Wanting a breeding dog:
If you want to buy a puppy with the intent on becoming a breeder yourself it can be a lot harder, as breeders that own better quality dogs & bloodlines will tend to be more reluctant and cautious selling fully registered pups to anyone new that isn’t already a well known Boerboel owner, relative or friend.
If you end up buying a pet registered pup that turns out to be an excellent example of the breed, some breeders are willing (at a cost) to upgrade the certificate at a later date after passing all of its health testing and an appraisal. It might also work out favourable to start with a male pup that has retained breeding rights with the agreement that you can also use him yourself should you decide to become a breeder in the future. I would personally avoid a retained breeding rights contract on a female, as they tend to be a lot more complicated and messy, and more often than not don’t end well. But for any of these options to work you really do need to find a breeder (from a legitimate society) that you believe to be honourable and trustworthy, and come to an agreement.
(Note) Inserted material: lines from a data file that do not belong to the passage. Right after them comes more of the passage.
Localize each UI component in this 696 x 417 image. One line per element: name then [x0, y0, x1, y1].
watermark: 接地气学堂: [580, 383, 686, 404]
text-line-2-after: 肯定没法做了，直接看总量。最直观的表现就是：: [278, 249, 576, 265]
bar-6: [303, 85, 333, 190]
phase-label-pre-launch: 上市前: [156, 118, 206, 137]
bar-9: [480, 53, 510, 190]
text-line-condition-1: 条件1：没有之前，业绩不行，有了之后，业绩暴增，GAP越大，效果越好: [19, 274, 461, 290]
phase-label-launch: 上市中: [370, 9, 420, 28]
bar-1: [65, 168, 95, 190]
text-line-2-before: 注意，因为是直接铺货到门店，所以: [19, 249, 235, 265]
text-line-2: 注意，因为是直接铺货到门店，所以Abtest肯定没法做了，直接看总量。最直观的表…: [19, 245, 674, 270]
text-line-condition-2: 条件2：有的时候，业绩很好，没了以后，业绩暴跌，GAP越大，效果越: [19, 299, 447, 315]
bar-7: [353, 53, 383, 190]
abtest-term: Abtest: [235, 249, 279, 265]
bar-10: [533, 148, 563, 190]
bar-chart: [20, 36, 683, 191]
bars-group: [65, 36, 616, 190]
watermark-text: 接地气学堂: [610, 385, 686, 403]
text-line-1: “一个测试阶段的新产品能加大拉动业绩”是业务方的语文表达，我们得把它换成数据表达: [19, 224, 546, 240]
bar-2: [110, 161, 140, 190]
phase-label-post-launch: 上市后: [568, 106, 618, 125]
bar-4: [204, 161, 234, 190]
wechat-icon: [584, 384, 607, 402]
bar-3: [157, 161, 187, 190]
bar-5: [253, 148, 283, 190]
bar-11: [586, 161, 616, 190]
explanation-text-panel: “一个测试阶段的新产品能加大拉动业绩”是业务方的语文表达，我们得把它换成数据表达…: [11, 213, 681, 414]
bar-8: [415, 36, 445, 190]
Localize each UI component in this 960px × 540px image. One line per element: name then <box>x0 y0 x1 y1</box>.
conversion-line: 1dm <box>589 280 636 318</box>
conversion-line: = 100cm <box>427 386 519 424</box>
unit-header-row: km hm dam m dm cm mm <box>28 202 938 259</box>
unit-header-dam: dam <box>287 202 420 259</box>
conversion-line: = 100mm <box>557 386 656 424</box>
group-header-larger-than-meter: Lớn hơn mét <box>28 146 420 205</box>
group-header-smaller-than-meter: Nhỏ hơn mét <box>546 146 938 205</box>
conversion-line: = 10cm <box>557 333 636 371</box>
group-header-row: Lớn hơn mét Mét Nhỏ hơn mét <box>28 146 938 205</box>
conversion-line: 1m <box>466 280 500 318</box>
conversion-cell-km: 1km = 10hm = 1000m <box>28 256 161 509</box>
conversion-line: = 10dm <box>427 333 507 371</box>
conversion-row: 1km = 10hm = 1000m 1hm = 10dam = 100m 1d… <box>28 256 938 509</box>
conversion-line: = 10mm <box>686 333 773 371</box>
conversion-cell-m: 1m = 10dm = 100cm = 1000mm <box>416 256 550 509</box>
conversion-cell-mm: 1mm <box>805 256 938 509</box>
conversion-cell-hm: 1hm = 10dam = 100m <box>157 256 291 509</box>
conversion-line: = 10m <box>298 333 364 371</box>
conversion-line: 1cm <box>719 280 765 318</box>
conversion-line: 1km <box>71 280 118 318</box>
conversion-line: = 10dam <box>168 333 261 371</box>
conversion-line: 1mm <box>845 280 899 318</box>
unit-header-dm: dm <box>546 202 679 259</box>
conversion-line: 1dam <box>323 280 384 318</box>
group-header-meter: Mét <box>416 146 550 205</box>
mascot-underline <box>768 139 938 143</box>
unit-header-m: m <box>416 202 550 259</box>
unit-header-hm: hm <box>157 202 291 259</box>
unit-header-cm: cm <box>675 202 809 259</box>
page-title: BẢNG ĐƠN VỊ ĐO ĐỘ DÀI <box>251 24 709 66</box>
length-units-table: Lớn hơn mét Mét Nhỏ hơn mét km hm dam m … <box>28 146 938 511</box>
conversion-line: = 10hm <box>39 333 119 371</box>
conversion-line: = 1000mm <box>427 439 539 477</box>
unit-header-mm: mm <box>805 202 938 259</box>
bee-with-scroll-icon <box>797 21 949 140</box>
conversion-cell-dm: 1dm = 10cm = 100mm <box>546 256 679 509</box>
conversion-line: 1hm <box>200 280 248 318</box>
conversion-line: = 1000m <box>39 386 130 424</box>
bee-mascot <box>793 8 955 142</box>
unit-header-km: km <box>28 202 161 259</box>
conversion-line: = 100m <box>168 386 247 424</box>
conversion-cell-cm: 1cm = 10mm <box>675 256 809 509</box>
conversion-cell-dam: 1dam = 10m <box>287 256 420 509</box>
There are of course many good breeders and dogs overseas, and some kennels are very professional and willing to export dogs to Australia. It can be a good option if all else fails or looking for something specific that interests you. But there are two big hurdles, one being cost (expect to pay upwards of 3x the price with added import costs compared to buying an Australian pup), and the youngest they can arrive in Australia from most countries is 9 months (spending 6 months at the breeder and 10 days in Australian Quarantine).